No último número revista ambientalista QUERCUS encontramos um artigo sobre ela. Foi a Montse, vizinha da Padeira, que escreveu.
REVISTA QUERCUS
Outubro 2011- nº 308
Em pé de luta
Ela chama-se Brites de Almeida, ainda que para nós, aqueles que moramos perto dela no bairro de Recatelo, em Lugo, é muito mais conhecida pelo seu nome de batalha aqui na Galiza, na luta pela defensa da natureza: “A Beldroega”. Porque Beldroega? A resposta é muito simples... A Beldroega é uma planta muito forte e muito dura, que cresce espontaneamente nos campos no verão, e da qual, mesmo assim, podemos tirar muito proveito.
Dizem as más línguas que “a Brites era feia e vestia-se mal” e que, mesmo assim, “teve sete amantes castelhanos que escondia no formo...”.
O certo é que Brites de Almeida não foi uma mulher vulgar. Era feia, sim, com os cabelos crespos e muito, muito forte. Não se enquadrava nos típicos padrões femininos. Nasceu em Faro, de família pobre e humilde, e desde mui nova, aprendeu a manejar a espada e o pau com tal mestria que depressa alcançou fama de valente.

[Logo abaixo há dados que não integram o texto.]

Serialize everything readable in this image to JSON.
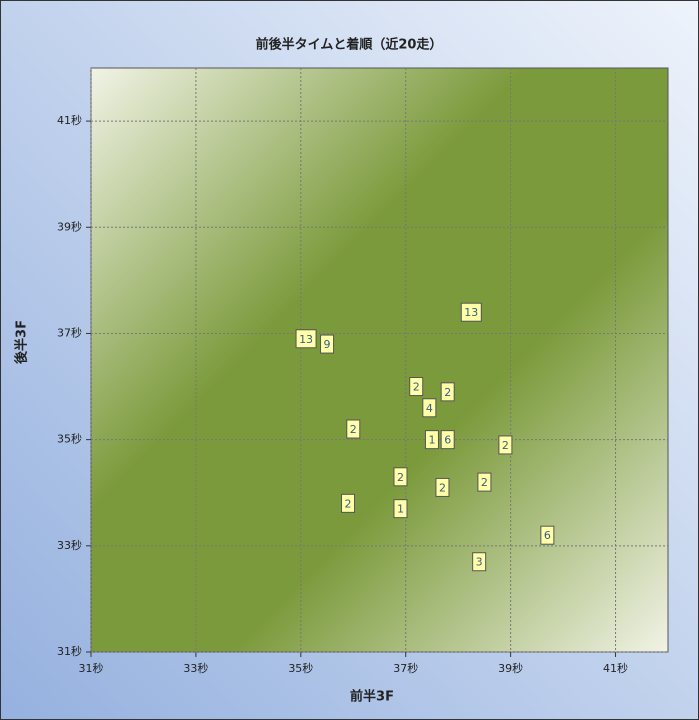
{
  "chart_data": {
    "type": "scatter",
    "title": "前後半タイムと着順（近20走）",
    "x_label": "前半3F",
    "y_label": "後半3F",
    "xlim": [
      31,
      42
    ],
    "ylim": [
      31,
      42
    ],
    "xticks": [
      {
        "value": 31,
        "label": "31秒"
      },
      {
        "value": 33,
        "label": "33秒"
      },
      {
        "value": 35,
        "label": "35秒"
      },
      {
        "value": 37,
        "label": "37秒"
      },
      {
        "value": 39,
        "label": "39秒"
      },
      {
        "value": 41,
        "label": "41秒"
      }
    ],
    "yticks": [
      {
        "value": 31,
        "label": "31秒"
      },
      {
        "value": 33,
        "label": "33秒"
      },
      {
        "value": 35,
        "label": "35秒"
      },
      {
        "value": 37,
        "label": "37秒"
      },
      {
        "value": 39,
        "label": "39秒"
      },
      {
        "value": 41,
        "label": "41秒"
      }
    ],
    "grid": true,
    "series": [
      {
        "color": "#ffffa8",
        "x": [
          35.1,
          35.5,
          38.25,
          37.2,
          37.8,
          37.45,
          36.0,
          37.5,
          37.8,
          38.9,
          36.9,
          37.7,
          38.5,
          35.9,
          36.9,
          39.7,
          38.4
        ],
        "values": [
          36.9,
          36.8,
          37.4,
          36.0,
          35.9,
          35.6,
          35.2,
          35.0,
          35.0,
          34.9,
          34.3,
          34.1,
          34.2,
          33.8,
          33.7,
          33.2,
          32.7
        ],
        "labels": [
          "13",
          "9",
          "13",
          "2",
          "2",
          "4",
          "2",
          "1",
          "6",
          "2",
          "2",
          "2",
          "2",
          "2",
          "1",
          "6",
          "3"
        ]
      }
    ]
  }
}
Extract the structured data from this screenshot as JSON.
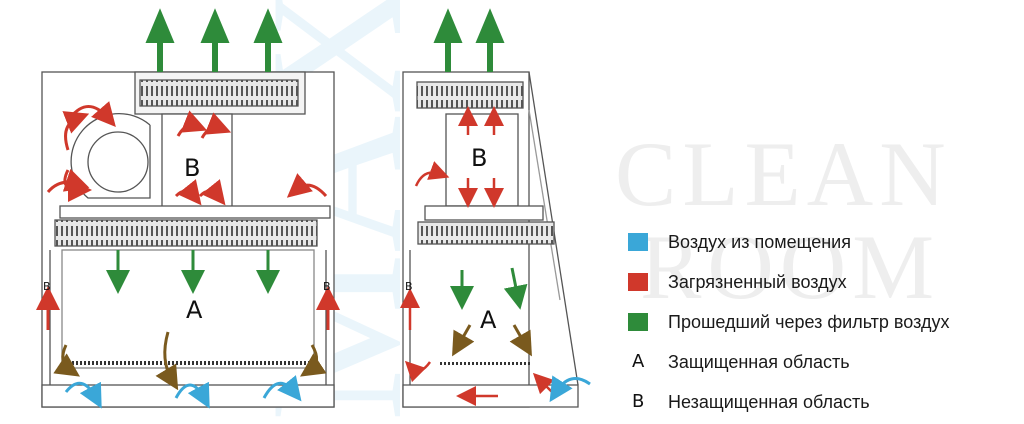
{
  "watermark": {
    "brand_left": "MAX",
    "brand_right_top": "Clean",
    "brand_right_bottom": "Room"
  },
  "diagram": {
    "zone_a": "A",
    "zone_b": "B"
  },
  "legend": [
    {
      "kind": "swatch",
      "color": "#3aa7d8",
      "label": "Воздух из помещения"
    },
    {
      "kind": "swatch",
      "color": "#d0382b",
      "label": "Загрязненный воздух"
    },
    {
      "kind": "swatch",
      "color": "#2e8b3a",
      "label": "Прошедший через фильтр воздух"
    },
    {
      "kind": "letter",
      "letter": "A",
      "label": "Защищенная область"
    },
    {
      "kind": "letter",
      "letter": "B",
      "label": "Незащищенная область"
    }
  ],
  "colors": {
    "room_air": "#3aa7d8",
    "contaminated": "#d0382b",
    "filtered": "#2e8b3a",
    "mixed": "#7a5a1e"
  }
}
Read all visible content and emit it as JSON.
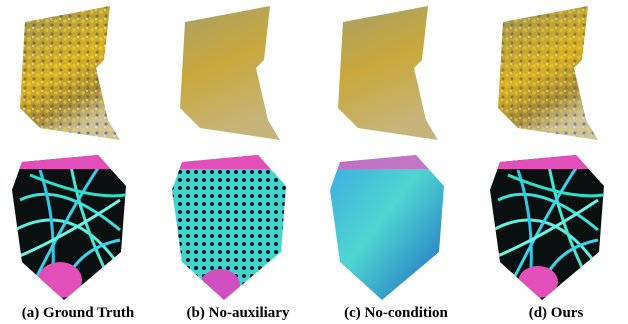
{
  "captions": [
    "(a) Ground Truth",
    "(b) No-auxiliary",
    "(c) No-condition",
    "(d) Ours"
  ]
}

Apesar da sua temível reputação, houve um soldado que, encantado com as suas proezas, a procurou e lhe propôs casamento. Ela, que não estava interessada em perder a sua independência, impôs-lhe a condição de lutarem antes do casamento. Como resultado, o soldado ficou ferido de morte e Brites fugiu de barco para Castela com medo da justiça.
Mas o destino quis que o barco fosse capturado por piratas mouros e Brites vendida como escrava. Com a ajuda de dois outros escravos portugueses conseguiu fugir para Portugal numa embarcação que, apanhada por uma tempestade, veio dar à praia da Ericeira. Procurada ainda pela justiça, Brites cortou os cabelos, disfarçou-se de homem e tornou-se almocreve. Um dia, cansada daquela vida, aceitou o trabalho de padeira em Aljubarrota.
Como vemos, trata-se duma mulher muito lutadora, brigando pela sua independência como uma das primeiras feministas da historia, uma mulher que se revoltou desde rapariga contra o rol que a sociedade lhe quis impor. Lutou também contra a escravidão e a trata de mulheres que, depois em Lugo, se tornou em luta contra a violência de género.
Vivendo como padeira em Aljubarrota, o dia 14 de agosto de 1385 amanheceu com os primeiros clamores da batalha, e Brites não conseguiu resistir ao apelo da sua natureza. Pegou na primeira arma que achou e juntou-se ao exército português que naquele dia derrotou o invasor castelhano. Chegando a casa cansada mas satisfeita, foi acordada por um estranho ruído: dentro do forno havia sete castelhanos escondidos. Brites pegou na sua pá de padeira e matou-os logo ali. Tomada de zelo nacionalista, liderou um grupo de mulheres que perseguiram os fugitivos castelhanos que ainda se escondiam pelo lugar.
Claro que a sua história não acaba na época da Batalha. Ao que parece, quando fez 40 anos conheceu um lavrador de Lugo, na Galiza, que a admirava muito e quis casar com ela.
Foi assim que ela veio a morar na nossa vila, e foi assim que começou, logo de morrer o marido, uma nova luta, empenhando-se em defender os nossos montes da superexploração eólica; as nossas montanhas das letais pedreiras; berrando contra um governo que permite plantas de gás ao pé do mar; contra as pessoas que pescam trutas com lixívia, que de noite matam javalis no laço ou pegam fogo aos nossos montes...
Porque, como ela dissera numa das ultimas aparições em público: “Eu apenas sou mais uma entre milhares de pessoas que estamos hoje a defender e construir o nosso habitat sociocultural e o nosso contorno biológico, porque o inimigo agora são as pessoas ou coletivos que agridem esse bem comum, essa natureza que é de todos”.
Ela, Brites de Almeida, a Beldroega, a padeira de Aljubarrota, morreu há dois anos, mas graças ao seu legado e a sua força ... a luta continua!.